Flying from Chicago to Frankfurt, Germany in 1984
August 19, 2018 7:48 PM   Subscribe

I am writing a story that involves flying from Chicago to Frankfort in 1984 on Lufthansa Airlines. Would anyone be able to tell me the cost of a round trip plane ticket for a such a flight? Or suggest a helpful source? I have Goggled like crazy and not been able to find the information I need. Thank you very much!
posted by Ira Weston to Travel & Transportation around Frankfurt, Germany (9 answers total)
 
I immediately thought of the Flyertalk forums. I didn't find your answer, but I did find this, which casts doubt on whether Lufthansa even flew to the US in 1984 (could be just referring to that specific plane). I found that thread by searching the Lufthansa forum for "1984."
posted by AFABulous at 8:01 PM on August 19, 2018


i'd go to the internet archive book/text archive. they have a lot of newspapers, including ads, and a full text search.
posted by zippy at 8:04 PM on August 19, 2018 [2 favorites]


Best answer: It would have been $600-1000 probably in the summer. I never flew that exact route or on Lufthansa I flew trans Atlantic quite a lot and even in winter you rarely saw a fare less than $500. I think the first time I got a "bargain" fare was in the early 90s, after de-regulation had been around for a while and it was $450 as I recall in the early summer.
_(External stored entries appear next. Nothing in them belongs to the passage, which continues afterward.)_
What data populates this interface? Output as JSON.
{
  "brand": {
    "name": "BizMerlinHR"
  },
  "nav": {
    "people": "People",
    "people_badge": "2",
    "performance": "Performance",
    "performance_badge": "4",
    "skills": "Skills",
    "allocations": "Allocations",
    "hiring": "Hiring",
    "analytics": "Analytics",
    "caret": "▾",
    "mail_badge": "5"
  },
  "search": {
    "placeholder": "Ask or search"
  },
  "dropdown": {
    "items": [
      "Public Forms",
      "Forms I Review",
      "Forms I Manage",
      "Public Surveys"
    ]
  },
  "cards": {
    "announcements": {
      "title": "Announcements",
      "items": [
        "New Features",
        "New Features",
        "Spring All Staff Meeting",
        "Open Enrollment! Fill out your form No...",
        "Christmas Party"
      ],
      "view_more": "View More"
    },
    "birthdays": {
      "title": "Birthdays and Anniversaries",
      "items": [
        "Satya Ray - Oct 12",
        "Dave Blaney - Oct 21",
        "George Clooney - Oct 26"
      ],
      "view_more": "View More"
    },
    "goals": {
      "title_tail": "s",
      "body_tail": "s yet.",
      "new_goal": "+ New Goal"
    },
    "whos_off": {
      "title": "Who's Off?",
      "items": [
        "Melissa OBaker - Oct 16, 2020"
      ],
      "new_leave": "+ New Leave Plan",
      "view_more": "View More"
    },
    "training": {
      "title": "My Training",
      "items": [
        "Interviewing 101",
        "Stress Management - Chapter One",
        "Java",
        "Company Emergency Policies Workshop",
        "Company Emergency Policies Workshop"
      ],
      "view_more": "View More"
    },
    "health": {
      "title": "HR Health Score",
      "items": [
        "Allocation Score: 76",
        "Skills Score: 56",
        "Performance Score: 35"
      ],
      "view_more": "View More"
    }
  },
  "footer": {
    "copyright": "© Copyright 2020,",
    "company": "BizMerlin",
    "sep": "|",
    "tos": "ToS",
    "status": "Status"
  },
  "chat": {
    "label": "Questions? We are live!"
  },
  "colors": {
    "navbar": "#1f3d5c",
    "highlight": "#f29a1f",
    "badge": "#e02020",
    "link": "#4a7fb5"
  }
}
You would call around various travel agents and at some point the 1-800 number places like Cheap Tickets started up, probably the late 80s for those. Student travel got deals too, those were quite good. You went to a travel agent on campus at your college for that. If you did get a deal from one of the phone based agents, you usually had to drive to some ticket warehouse in the middle of nowhere to get you paper tickets so it wasn't always feasible and people would pay a bit more for the convenience of having a travel agent.
posted by fshgrl at 8:20 PM on August 19, 2018 [2 favorites]


Lufthansa is the German (West German then) airline. I can't imagine they didn't fly to the U.S. in the 1980s (from Frankfurt, not Berlin).
posted by praemunire at 8:21 PM on August 19, 2018 [3 favorites]


Best answer: $US 600-700 ORD-FRA roundtrips are advertised in various 1984 publications for spring / off-season flights. (Those would be the lowest-lowball teaser fares, and you'd typically pay a little more when you actually booked.) And I think Lufthansa flew DC-10s to Chicago and longer-haul nonstop routes.
posted by holgate at 8:25 PM on August 19, 2018 [2 favorites]


^ speaking of internet archive, I came across this:

https://archive.org/details/studyofgermantrav1gess

Page 25 deals specifically with flights to the US, not from, alas. Might still be of some use?
posted by slater at 8:27 PM on August 19, 2018 [1 favorite]


The Official Airline Guide was the timetable of flights that I believe included fairs. Here's the WorldCat record to help locate an edition from 1984.
posted by kendrak at 8:41 PM on August 19, 2018 [1 favorite]


Departed Flights is a good resource for all sorts of historic flight information, but at the moment they don't show many historic fares on their site. It might be worth contacting the site's maintainer to see if that's something they would be willing and able to look up.
posted by penguinicity at 2:37 AM on August 20, 2018


Response by poster: Good Morning all! Thanks to your responses, I now have the info I need for this part of the story. My story is actually autobiographical. But my memory for a lot of the specifics is greatly lacking. (That same bad memory was on full display at my recent 50th high school class reunion.) I made that exact flight in 1984 but only once. I actually have a copy of my boarding pass (for Lufthansa) and the flight was O'Hare to Frankfort and back. I even have a copy of the Inflight Entertainment guide which shows the inflight movies being "Yentl" & "Educating Rita". (It also shows Douglas DC10's as the largest plane in their fleet.) All that, but nothing about the cost of the ticket (which will be an important part of the story.) Soooooo, again, I thank you all so much for taking the time to share.